Economist Urges China to Reconsider Total Bitcoin Ban


Former member of the monetary policy committee of the People’s Bank of China (PBOC) Huang Yiping urged the country’s authorities to take into account the long-term consequences of the cryptocurrency ban. This is reported South China Morning Post.

Huang, now a professor of economics at Peking University’s National School of Development, says blockchain technology is “very valuable” to financial systems.

“A ban on cryptocurrencies may be practical in the short term, but whether it will be sustainable in the long term deserves careful consideration,” he said.

The expert emphasized the importance of developing a proper regulatory framework for cryptocurrencies.

“There is no particularly good way to ensure stability and function in regards to how cryptocurrencies should be regulated, especially for a developing country, but an effective approach may need to be found eventually,” the economist noted.

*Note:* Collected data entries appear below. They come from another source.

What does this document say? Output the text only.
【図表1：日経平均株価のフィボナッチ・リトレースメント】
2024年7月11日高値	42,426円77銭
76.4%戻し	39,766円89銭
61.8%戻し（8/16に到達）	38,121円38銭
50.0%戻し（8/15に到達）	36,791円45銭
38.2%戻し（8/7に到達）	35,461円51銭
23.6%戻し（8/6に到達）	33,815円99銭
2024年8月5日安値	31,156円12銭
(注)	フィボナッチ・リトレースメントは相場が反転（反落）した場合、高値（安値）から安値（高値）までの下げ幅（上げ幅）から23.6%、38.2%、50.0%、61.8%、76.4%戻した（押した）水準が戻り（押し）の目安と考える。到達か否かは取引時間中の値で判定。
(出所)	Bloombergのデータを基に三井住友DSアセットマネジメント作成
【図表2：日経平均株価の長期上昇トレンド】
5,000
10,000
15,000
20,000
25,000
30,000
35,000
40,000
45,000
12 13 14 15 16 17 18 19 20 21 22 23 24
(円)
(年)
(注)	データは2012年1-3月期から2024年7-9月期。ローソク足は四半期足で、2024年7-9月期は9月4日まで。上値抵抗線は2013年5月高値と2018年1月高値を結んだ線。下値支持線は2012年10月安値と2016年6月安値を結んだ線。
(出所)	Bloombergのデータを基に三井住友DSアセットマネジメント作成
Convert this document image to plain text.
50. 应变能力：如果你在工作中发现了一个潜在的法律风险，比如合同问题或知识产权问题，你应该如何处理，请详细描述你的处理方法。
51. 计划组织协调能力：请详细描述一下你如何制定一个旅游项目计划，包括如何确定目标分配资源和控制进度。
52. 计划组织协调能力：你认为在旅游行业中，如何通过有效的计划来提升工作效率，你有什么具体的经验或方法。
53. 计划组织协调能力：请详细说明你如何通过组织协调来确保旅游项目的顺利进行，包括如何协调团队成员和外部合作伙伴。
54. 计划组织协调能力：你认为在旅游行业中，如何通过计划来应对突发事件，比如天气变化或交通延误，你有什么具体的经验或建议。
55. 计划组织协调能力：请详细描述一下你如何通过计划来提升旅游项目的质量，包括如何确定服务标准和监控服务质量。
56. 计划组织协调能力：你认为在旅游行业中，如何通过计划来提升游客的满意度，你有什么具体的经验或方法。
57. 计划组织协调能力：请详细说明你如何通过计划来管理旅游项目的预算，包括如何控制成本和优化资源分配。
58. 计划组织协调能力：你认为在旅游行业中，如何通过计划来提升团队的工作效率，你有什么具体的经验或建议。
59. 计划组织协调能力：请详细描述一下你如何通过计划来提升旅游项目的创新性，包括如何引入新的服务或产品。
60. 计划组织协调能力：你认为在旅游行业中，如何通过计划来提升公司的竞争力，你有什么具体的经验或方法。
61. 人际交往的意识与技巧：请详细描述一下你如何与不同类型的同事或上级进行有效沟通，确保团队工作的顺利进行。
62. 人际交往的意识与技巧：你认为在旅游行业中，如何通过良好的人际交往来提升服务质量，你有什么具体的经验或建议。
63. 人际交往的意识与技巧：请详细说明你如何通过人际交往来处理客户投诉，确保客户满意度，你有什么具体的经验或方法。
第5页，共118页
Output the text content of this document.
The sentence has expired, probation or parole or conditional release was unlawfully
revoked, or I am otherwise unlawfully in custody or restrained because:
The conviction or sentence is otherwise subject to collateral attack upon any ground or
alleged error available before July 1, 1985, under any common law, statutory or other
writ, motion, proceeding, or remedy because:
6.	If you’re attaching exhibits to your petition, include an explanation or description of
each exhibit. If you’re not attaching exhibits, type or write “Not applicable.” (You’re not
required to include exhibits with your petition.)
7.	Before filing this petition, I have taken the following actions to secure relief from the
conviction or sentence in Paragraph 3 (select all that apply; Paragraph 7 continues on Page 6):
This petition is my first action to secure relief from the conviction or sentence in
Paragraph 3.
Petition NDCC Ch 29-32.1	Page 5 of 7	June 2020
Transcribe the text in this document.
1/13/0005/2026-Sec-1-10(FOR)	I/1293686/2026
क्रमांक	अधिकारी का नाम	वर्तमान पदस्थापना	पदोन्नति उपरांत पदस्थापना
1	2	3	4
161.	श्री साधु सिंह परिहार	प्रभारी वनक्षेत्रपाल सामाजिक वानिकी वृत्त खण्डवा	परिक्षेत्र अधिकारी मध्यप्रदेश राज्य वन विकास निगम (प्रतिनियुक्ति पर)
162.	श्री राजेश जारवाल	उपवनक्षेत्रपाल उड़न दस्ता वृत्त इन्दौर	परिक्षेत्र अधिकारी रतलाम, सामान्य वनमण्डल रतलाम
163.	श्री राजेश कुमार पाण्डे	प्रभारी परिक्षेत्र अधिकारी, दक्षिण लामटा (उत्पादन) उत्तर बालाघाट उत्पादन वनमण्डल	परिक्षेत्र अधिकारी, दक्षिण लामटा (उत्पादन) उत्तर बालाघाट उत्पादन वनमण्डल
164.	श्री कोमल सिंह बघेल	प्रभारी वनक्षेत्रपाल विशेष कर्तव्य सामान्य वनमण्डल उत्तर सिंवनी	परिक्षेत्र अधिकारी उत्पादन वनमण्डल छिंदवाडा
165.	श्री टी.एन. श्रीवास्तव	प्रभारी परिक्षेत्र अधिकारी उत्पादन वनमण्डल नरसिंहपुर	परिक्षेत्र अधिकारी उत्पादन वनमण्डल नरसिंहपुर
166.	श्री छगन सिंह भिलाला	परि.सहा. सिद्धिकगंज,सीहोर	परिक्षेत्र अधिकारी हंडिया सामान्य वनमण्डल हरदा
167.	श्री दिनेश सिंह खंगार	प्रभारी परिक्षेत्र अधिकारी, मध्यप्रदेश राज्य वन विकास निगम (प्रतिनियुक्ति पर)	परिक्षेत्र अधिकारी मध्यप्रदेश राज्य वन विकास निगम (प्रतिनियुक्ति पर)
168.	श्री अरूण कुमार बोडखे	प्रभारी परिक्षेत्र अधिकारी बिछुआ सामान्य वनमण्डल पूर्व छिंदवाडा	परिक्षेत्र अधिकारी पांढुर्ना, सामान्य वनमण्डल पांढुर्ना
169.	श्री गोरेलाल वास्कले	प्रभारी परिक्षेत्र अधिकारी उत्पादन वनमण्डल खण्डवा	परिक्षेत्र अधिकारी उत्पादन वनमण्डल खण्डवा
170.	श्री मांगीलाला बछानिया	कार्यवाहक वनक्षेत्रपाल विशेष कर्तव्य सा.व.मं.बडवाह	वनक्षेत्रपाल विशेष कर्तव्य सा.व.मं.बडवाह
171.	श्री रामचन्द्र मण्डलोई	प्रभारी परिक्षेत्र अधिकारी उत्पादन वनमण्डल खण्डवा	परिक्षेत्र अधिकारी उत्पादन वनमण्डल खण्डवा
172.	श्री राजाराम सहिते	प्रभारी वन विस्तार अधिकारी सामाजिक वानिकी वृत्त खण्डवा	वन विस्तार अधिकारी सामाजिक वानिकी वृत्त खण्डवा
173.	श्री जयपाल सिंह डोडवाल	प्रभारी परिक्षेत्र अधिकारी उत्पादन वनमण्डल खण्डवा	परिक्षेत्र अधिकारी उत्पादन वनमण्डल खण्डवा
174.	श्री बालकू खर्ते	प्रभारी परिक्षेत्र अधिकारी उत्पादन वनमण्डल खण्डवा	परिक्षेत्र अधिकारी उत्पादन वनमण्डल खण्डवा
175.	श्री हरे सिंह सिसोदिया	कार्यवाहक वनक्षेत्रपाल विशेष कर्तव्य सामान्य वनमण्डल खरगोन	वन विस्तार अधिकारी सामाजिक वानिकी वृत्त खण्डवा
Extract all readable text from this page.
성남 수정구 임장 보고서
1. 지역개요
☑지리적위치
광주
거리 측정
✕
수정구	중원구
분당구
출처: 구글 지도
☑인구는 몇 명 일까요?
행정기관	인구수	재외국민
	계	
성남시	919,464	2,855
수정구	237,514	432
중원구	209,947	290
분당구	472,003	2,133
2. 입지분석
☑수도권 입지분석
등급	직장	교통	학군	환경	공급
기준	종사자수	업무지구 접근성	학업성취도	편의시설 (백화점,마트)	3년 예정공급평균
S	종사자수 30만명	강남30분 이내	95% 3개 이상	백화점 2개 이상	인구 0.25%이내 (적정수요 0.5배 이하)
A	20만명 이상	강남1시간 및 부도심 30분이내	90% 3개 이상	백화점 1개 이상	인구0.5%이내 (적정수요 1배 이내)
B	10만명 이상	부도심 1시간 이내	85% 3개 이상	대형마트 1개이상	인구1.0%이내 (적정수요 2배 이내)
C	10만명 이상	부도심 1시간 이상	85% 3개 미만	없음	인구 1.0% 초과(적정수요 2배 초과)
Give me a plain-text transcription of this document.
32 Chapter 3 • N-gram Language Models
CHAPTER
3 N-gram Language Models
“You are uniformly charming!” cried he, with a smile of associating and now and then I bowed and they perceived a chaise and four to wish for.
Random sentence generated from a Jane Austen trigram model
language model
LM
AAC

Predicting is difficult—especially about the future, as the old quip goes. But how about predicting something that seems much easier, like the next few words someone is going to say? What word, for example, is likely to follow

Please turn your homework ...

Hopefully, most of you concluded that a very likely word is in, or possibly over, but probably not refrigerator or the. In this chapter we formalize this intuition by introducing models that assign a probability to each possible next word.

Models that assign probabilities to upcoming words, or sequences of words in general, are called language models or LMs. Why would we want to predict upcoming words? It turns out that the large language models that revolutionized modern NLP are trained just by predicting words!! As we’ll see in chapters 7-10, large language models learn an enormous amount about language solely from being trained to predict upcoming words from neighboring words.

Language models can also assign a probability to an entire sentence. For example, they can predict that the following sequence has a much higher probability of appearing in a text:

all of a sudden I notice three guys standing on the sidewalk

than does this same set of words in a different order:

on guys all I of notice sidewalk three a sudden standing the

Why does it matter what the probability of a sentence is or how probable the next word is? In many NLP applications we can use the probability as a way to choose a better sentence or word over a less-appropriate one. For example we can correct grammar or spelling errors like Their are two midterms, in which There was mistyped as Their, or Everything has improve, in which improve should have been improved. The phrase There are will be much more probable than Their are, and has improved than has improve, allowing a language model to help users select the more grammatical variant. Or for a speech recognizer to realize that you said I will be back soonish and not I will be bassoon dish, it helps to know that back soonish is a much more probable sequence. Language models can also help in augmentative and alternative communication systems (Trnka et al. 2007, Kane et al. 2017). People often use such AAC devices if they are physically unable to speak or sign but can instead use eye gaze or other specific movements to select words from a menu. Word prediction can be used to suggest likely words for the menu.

At the same time, he agreed that cryptocurrencies, in particular bitcoin, carry many risks:

“Bitcoin is more like a digital asset than a currency because it lacks intrinsic value. And a significant part of bitcoin transactions is associated with illegal activities.”

Huang pointed out that the digital yuan was never widely adopted. The ability to allow private institutions to issue stablecoins backed by a national digital currency remains a “very sensitive” issue, he said.

At the end of 2022, the NBK included CBDC in the monetary base calculation. At that time, the circulation was 13.62 billion e-CNY (~$2 billion), which is equivalent to 0.13% of the total.

Recall that in September 2021, the People’s Bank of China, in a joint statement with nine state departments, classified operations with cryptocurrencies as illegal financial activities.

In February 2022, China tightened criminal penalties for illegally raising funds in digital assets. At the same time, the Shanghai High Court recognized bitcoin as a virtual asset with legally protected economic value.

According to former BitMEX CEO Arthur Hayes, China intends to return to the digital asset industry through Hong Kong.